The Defense Contract Audit Agency, which produced the audit, had reported in December 2003 that Halliburton may have overcharged the government by up to $61 million by buying more expensive fuel from Kuwait rather than from Turkey.

The audit summary, written in October 2004 but withheld from public release, covers one out of 10 sections from a $2.5 billion contract under which Halliburton was tapped to deliver fuel, fight oil well fires and repair oil facilities in Iraq after the U.S.-led invasion in the spring of 2003. Of the $2.5 billion, approximately $1.6 billion came from Iraqi oil proceeds and the rest was funded by U.S. taxpayers.

Halliburton, where Vice President Cheney served as chief executive from 1995 to 2000, has come under persistent criticism for its handling of several Iraqi reconstruction contracts. For example, auditors turned up $1.8 billion in "unsupported costs" in a $10.5 billion Army logistics contract that KBR won on a competitive bid. Despite those findings and a recommendation to withhold some of the payments, the Army decided last month to continue paying Halliburton in full, plus performance bonuses.

Reps. John D. Dingell (D-Mich.) and Henry A. Waxman (D-Calif.), who made a summary of the fuel audit public, called on President Bush to release audits for the other nine sections of Halliburton's no-bid contract.

"[T]he Administration has withheld these audits from Congress for months, and Halliburton has repaid nothing under this contract," they wrote. "We would like to know when and how you plan to recover the overcharges from Halliburton and restore them to U.S. taxpayers and the Iraqi people."

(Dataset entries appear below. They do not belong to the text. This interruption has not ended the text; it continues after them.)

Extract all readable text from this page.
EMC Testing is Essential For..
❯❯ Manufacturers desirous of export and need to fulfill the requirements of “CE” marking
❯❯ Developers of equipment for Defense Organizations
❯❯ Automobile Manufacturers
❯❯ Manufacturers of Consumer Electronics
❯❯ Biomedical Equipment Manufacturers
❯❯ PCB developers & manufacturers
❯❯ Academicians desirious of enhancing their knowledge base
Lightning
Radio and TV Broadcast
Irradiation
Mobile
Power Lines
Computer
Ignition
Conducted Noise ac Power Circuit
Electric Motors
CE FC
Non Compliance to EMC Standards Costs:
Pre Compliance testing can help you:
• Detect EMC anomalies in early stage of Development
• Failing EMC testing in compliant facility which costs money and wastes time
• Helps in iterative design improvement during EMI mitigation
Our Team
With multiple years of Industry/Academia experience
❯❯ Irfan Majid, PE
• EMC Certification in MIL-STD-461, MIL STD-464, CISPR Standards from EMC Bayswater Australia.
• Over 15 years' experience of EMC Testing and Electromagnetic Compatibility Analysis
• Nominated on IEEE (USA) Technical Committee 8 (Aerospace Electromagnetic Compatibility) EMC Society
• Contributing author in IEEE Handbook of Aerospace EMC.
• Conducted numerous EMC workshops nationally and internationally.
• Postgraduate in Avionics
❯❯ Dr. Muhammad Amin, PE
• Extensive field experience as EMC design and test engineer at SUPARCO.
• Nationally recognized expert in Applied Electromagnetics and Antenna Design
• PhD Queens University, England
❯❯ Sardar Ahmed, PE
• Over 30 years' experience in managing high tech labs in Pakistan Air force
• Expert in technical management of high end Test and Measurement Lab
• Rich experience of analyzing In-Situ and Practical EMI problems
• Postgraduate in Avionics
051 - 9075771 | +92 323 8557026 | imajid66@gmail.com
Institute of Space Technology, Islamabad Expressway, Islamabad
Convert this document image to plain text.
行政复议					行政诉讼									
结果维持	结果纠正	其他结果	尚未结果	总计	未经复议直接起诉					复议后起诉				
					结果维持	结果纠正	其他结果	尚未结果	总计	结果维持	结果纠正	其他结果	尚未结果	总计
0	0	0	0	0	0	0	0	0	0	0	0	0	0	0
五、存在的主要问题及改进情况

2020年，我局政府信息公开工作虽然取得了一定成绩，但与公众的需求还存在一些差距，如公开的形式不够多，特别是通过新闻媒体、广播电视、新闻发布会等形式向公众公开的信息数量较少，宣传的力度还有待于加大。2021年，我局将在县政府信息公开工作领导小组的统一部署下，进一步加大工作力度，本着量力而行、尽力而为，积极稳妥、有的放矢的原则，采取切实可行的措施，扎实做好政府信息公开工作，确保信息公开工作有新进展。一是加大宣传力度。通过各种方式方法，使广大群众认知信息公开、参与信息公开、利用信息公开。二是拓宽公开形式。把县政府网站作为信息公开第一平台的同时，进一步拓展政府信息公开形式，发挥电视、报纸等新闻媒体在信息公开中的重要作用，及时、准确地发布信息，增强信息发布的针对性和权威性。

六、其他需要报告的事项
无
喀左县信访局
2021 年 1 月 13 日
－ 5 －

White House spokesman Trent Duffy said he had not seen the letter or the audit summary as of late yesterday afternoon. But he said the administration is committed to reclaiming misspent funds. "The president has said repeatedly that if there were any improper payments, the government is going to get its money back," Duffy said. Pentagon spokesperson Lt. Col. Rose-Ann Lynch said the investigation "is ongoing, and we do not discuss ongoing investigations."

Carol Sanders, a spokeswoman for the Army Corps of Engineers, which oversaw the fuel contract, said there have been more recent versions of the audit than the one released yesterday. She declined to comment on their substance. "[W]e are still studying the audits preparatory to entering into final negotiations with [KBR]," she said.

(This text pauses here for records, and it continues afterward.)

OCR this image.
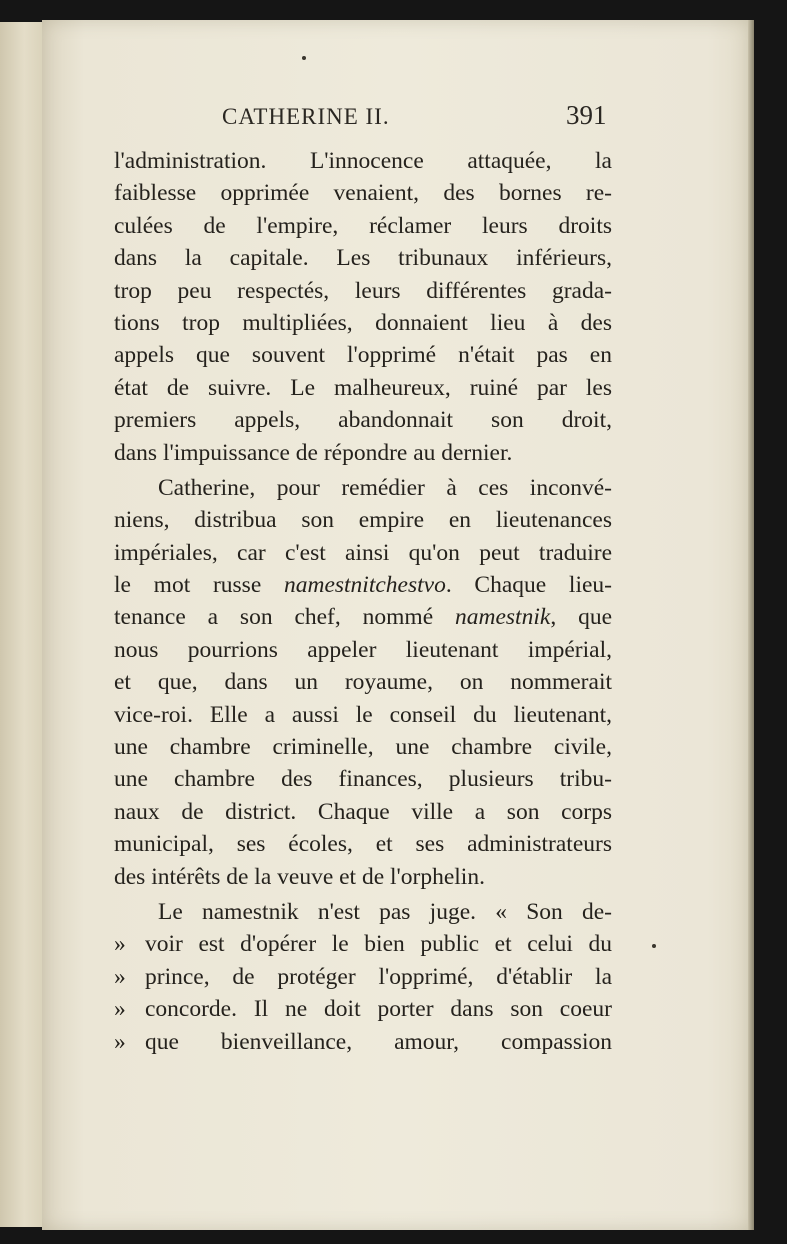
CATHERINE II.	391
l'administration. L'innocence attaquée, la
faiblesse opprimée venaient, des bornes re-
culées de l'empire, réclamer leurs droits
dans la capitale. Les tribunaux inférieurs,
trop peu respectés, leurs différentes grada-
tions trop multipliées, donnaient lieu à des
appels que souvent l'opprimé n'était pas en
état de suivre. Le malheureux, ruiné par les
premiers appels, abandonnait son droit,
dans l'impuissance de répondre au dernier.
Catherine, pour remédier à ces inconvé-
niens, distribua son empire en lieutenances
impériales, car c'est ainsi qu'on peut traduire
le mot russe namestnitchestvo. Chaque lieu-
tenance a son chef, nommé namestnik, que
nous pourrions appeler lieutenant impérial,
et que, dans un royaume, on nommerait
vice-roi. Elle a aussi le conseil du lieutenant,
une chambre criminelle, une chambre civile,
une chambre des finances, plusieurs tribu-
naux de district. Chaque ville a son corps
municipal, ses écoles, et ses administrateurs
des intérêts de la veuve et de l'orphelin.
Le namestnik n'est pas juge. « Son de-
» voir est d'opérer le bien public et celui du
» prince, de protéger l'opprimé, d'établir la
» concorde. Il ne doit porter dans son coeur
» que bienveillance, amour, compassion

Halliburton spokesperson Wendy Hall criticized the summary audit that was released, saying in a statement that the "report fails to take into account the fact that KBR performed an urgent mission at the Army's request and that the mission took place in a war-time environment."

Hall said KBR delivered "vital services for the Iraqi people at a fair and reasonable cost given the circumstances."

According to the audit summary, KBR negotiated fuel prices with Kuwaiti supplier Altanmia during a very short period in the spring of 2003, and then largely stuck with those prices for nearly a year even though lower prices may have been available. "It is not reasonable to use prices negotiated in only a few days, under extremely difficult circumstances, for the entire period of performance," the auditors concluded.

On Capitol Hill yesterday, Richard Jones, a former U.S. ambassador to Kuwait, acknowledged sending an e-mail in which he pushed for KBR to sign a deal quickly with Altanmia to meet a rising demand for fuel in Iraq. Jones also testified the embassy had received reports from Altanmia officials that Halliburton executives were demanding kickbacks. Jones said those reports were passed along to Pentagon investigators.

Staff researcher Madonna Lebling contributed to this report.